August 2004
Medical research stats often wrong
It’s generally accepted
that MDs should make their clinical decisions based on published scientific
evidence. Yet, all too often, published findings are inaccurate, according
to an article published in BMC Medical Research Methodology.
Researchers report that a large proportion of articles in top science and
medical journals, including Nature and BMJ (formerly the
British Medical Journal), contain statistical errors. At least some of
these errors may have caused non-significant findings to be misrepresented
as being significant. Fully, 38% of the Nature papers and 25% of the
BMJ articles studied contained a minimum of one statistical error,
according to Emili García-Berthou, a lecturer on biostatistics at University
of Girona, Spain, and Carles Alcaraz.
“Our findings confirm
that the quality of research and scientific papers needs improvement and
should be more carefully checked and evaluated in these days of high
publication pressure,” concluded the authors.
The errors seen could
have been caused by transcription or typesetting errors, for example if a
repeated zero was omitted.

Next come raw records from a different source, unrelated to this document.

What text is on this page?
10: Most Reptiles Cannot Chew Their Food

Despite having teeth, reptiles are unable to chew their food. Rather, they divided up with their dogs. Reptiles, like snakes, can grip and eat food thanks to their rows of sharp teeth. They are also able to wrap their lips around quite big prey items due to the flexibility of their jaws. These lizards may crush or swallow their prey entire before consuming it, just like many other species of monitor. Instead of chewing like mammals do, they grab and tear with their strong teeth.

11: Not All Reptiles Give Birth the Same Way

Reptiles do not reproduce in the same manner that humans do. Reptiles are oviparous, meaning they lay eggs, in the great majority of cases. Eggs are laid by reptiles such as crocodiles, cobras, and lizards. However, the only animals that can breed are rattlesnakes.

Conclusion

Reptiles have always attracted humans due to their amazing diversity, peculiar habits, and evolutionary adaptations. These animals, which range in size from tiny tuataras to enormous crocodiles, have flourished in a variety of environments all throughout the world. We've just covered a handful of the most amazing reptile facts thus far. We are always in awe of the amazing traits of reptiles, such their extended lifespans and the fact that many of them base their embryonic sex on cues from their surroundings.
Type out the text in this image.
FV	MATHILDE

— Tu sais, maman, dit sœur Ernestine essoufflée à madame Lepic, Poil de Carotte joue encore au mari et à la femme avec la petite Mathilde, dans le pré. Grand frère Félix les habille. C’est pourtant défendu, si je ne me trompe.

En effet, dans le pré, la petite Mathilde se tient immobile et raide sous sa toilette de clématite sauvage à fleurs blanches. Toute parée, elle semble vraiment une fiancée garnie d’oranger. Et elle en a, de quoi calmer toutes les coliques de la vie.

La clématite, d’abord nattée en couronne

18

Alternatively, researchers may have rounded up
figures incorrectly.
The researchers showed
that some numbers, four and nine, were seen less often than would be
expected at the end of a given test statistic or P-value, suggesting that
researchers were rounding up numbers incorrectly, possibly so that they
looked “neater.”
For example, study
authors might round up 2.38 to 2.5 rather than 2.4, the report explained.
“Although these kinds of errors may leave the conclusions of a study
unchanged, they are indicative of poor practice,” stated the researchers.
“Our concern is that these kinds of errors are probably present in all
numerical results and all steps of scientific research, with potentially
important practical consequences.”
The researchers
suggested that one way to minimize the effect of these errors would be for
published authors to make their raw data freely available on the Internet.
This would allow other researchers to check for themselves whether the
results of the study are correct and the conclusions justified. “Also, fraud
and sloppiness may be more easily detected,” they said.
SOURCE:
“Incongruence between test statistics and P values in medical papers,” by
Emili García-Berthou
and Carles Alcaraz, BMC Medical Research Methodology, May 28, 2004.